While they might not be as big as these top services having significant outages this week, they certainly are the leaders in the Ruby on Rails world. Our faithful and expensive, experts at Engine Yard have hit trouble not once, but twice this week. As I am writing this adiserver has been down for over and hour and a half. This coming just a few hours after we received a credit an hour of down time from earlier this week.
I find it funny that just yesterday we posted about moving our small applications to EC2 and the fear of single point of failure there. We praised EY's redundant environment only to have it fail on us today. Only one of our slices seems down, yet the whole application is unresponsive, whats up with the redundancy we pay for? Hopefully there will be an explanation in the post-mortem.
This is all to be expected though, as the wildest super rare occurrences seem to happen whenever we move a server. A day before our move to Engine Yard we got hit with Rackspace's really bad 36 hours. Maybe we should warn all network admins before we move another box...
Well lets hope we come back on line soon, because as of now my head is in the clouds.
Update: We are back up, total downtime - 2 hours, 5 minutes, 39 seconds


Hi,
We are very sorry for Friday's downtime on one of our clusters.
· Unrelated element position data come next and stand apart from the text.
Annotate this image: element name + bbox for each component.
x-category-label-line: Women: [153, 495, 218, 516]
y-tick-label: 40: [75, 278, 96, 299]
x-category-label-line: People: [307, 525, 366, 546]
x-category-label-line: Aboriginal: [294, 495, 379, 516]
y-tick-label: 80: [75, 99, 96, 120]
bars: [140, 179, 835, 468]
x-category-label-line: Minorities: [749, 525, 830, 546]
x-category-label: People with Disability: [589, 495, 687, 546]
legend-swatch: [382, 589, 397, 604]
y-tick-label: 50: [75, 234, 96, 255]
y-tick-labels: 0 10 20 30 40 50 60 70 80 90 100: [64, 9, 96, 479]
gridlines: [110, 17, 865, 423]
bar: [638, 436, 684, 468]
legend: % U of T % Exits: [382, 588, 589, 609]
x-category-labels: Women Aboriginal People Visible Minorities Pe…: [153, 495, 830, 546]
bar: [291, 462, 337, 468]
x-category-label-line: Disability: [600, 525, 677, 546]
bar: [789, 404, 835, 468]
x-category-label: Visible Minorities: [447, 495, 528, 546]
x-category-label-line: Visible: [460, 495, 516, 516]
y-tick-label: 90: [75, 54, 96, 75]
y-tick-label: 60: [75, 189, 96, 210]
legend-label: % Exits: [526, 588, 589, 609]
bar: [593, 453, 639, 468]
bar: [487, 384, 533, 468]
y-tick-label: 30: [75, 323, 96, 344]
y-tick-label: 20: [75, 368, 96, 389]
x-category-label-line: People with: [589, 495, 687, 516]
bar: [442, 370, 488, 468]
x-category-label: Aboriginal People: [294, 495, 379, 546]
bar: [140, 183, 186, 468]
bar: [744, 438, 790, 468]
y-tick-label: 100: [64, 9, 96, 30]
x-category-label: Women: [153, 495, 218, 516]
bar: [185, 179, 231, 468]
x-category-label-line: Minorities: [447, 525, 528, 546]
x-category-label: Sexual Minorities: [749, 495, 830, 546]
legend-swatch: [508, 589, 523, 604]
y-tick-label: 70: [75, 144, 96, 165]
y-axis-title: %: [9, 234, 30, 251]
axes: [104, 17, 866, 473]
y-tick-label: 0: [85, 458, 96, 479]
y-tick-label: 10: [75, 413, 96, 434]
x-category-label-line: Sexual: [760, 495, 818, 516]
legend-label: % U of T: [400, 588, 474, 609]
Even though you have 2 slices serving your production app, you can experience downtime if those slices lose connectivity to their SAN system. This is an uncommon incident, but it unfortunately came about yesterday on part of the cluster that houses your app.
Yesterday's incident appears to be the result of a software malfunction in 2 or more of 4 switches that handle traffic between a group of servers and their SAN shelves. The switches are from Extreme Networks, which has a good reputation, and they are helping us debug error logs.
Organizationally, we are making changes to reduce the incidence of such problems and to always improve how we deal with them in the future. We're expanding the group that focuses on infrastructure design and management. This group looks at ways to improve our technology (design and vendor choices) and human processes. For instance, one of the top people in that group visited a SAN vendor earlier this week to review their latest offerings.
Thanks for being our customer, and again, sorry for the downtime. This kind of thing really does hurt and we keep endeavoring to get as close to zero downtime as possible.
--- Lance Walley, CEO
--- Engine Yard
Posted by: Lance Walley | August 16, 2008 at 01:02 PM